Florentina Bunea is Professor of Statistics in the Department of Statistics and Data Science at Cornell University. She received her PhD in Statistics at the University of Washington, Seattle, in 2000. Her research focuses on statistical machine learning methodology and theory. Her work spans model selection theory, optimal estimation in high-dimensional models with low-dimensional structures, mixture models, clustering, inference in factor models, and elements of optimal transport. Her most recent interests revolve around interpretable machine learning methods and theory, with applications to LLM evaluation. She has served on the editorial boards of the Annals of Statistics, JASA, Bernoulli, Annals of Applied Statistics, and JRSSB, among others. She is an elected fellow of the IMS, and a recipient of the Cornell University Bowers Research Excellence Award.
This IMS Medallion lecture will take place at JSM Nashville, on Tuesday, August 5, at 8:30am.
Softmax Mixture Ensembles for Interpretable Latent Discovery
Extracting latent information from complex data sets plays a central role in statistics, machine learning and AI. This lecture will explore solutions to this problem for data that can be well modeled via an ensemble of discrete mixtures with shared mixture components.

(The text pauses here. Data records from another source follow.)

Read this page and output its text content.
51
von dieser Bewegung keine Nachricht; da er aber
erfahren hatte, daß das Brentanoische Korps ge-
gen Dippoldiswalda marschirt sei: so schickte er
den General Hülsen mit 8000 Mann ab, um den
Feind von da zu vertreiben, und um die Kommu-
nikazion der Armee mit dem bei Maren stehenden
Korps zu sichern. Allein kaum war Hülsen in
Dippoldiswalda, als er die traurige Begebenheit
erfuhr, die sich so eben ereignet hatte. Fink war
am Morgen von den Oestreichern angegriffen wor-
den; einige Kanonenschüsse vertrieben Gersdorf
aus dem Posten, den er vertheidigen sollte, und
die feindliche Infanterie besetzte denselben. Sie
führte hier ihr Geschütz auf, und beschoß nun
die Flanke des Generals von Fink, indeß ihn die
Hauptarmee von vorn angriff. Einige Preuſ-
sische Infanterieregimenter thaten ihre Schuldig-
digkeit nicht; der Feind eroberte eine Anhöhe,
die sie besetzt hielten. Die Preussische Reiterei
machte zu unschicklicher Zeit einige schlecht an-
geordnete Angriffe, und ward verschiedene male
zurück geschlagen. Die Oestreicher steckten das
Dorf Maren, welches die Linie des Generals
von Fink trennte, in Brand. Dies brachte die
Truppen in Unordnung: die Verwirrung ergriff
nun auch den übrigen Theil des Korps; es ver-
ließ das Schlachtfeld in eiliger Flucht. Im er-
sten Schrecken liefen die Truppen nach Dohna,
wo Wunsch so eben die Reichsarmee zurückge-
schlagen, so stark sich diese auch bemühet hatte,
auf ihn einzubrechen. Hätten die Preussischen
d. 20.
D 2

The first model of this type, the topic model, was originally proposed four decades ago, for extracting semantically meaningful, latent topics from a text corpus. The model is now used as an exploratory tool in virtually any scientific area where a model for a collection of multinomial samples with latent structure is of interest. The basic topic model formulation starts by associating to each observed multinomial sample its generating p-dimensional probability vector. The topic model assumption is that each of these vectors is a mixture of K latent, p-dimensional probability vectors that are common to the ensemble, with sample specific mixture weights. In the original jargon, adopted in this lecture, a sample is a document, viewed as a relative frequency of its constituent words relative to a given vocabulary; the mixture components are topics covered by the entire corpus; and the mixture weights are the proportions in which a document (sample) covers a specific topic. Estimation of this collection of non-parametrized, discrete mixture models enables the evaluation of a corpus (collection of samples) in terms of its latent topical content.
Part 1 of this lecture will briefly review methods with statistical guarantees for the basic topic model. Computationally efficient estimation of the model parameters (mixture weights and mixture components) reduces to performing non-negative matrix factorization under constraints. While many such constraints can be considered, I will present those that simultaneously allow for model identifiability and computational tractability, as well as minimax-rate optimal, interpretable topic estimation. Moreover, the cross-entropy mixture weight estimates, in any identifiable topic model, have a notable property: they automatically adapt to the unknown sparsity of the true mixture weights, without extra regularization. Furthermore, a one-step correction of these potentially sparse estimates allows for rigorous inference on the mixture weights. The totality of these theoretically justified properties enables nuanced analyses not only at the corpus level, but also at the document level. However, both theory and practice suggest that the quality of estimation may deteriorate when p is very large. Moreover, by definition, the basic topic model cannot incorporate information on the support points of the p-dimensional probability vectors that are modeled as mixtures.
Part 2 of this lecture will offer solutions to these issues, and cover contemporary extensions of this model, inspired by LLM technology, where each mixture component (topic) has a softmax parameterization relative to a large collection of p feature vectors from an L-dimensional space, with L < p. Since a topic is in a one-to-one correspondence with its L-dimensional softmax parameter, it is directly interpretable in the embedding space. I will discuss very recent theoretical and practical results on an EM algorithm developed for ensembles of softmax mixtures. In identifiable models, and under specific initialization schemes, the EM algorithm provably yields rate optimal parameter estimates; the mixture weight estimates continue to enjoy the adaptation to sparsity established for the non-parameterized model. Just as the softmax parametrization has come to occupy a prominent role in any LLM-generated output, softmax mixtures can become important tools for estimating and interpreting the topical richness explored by algorithms in generating such output.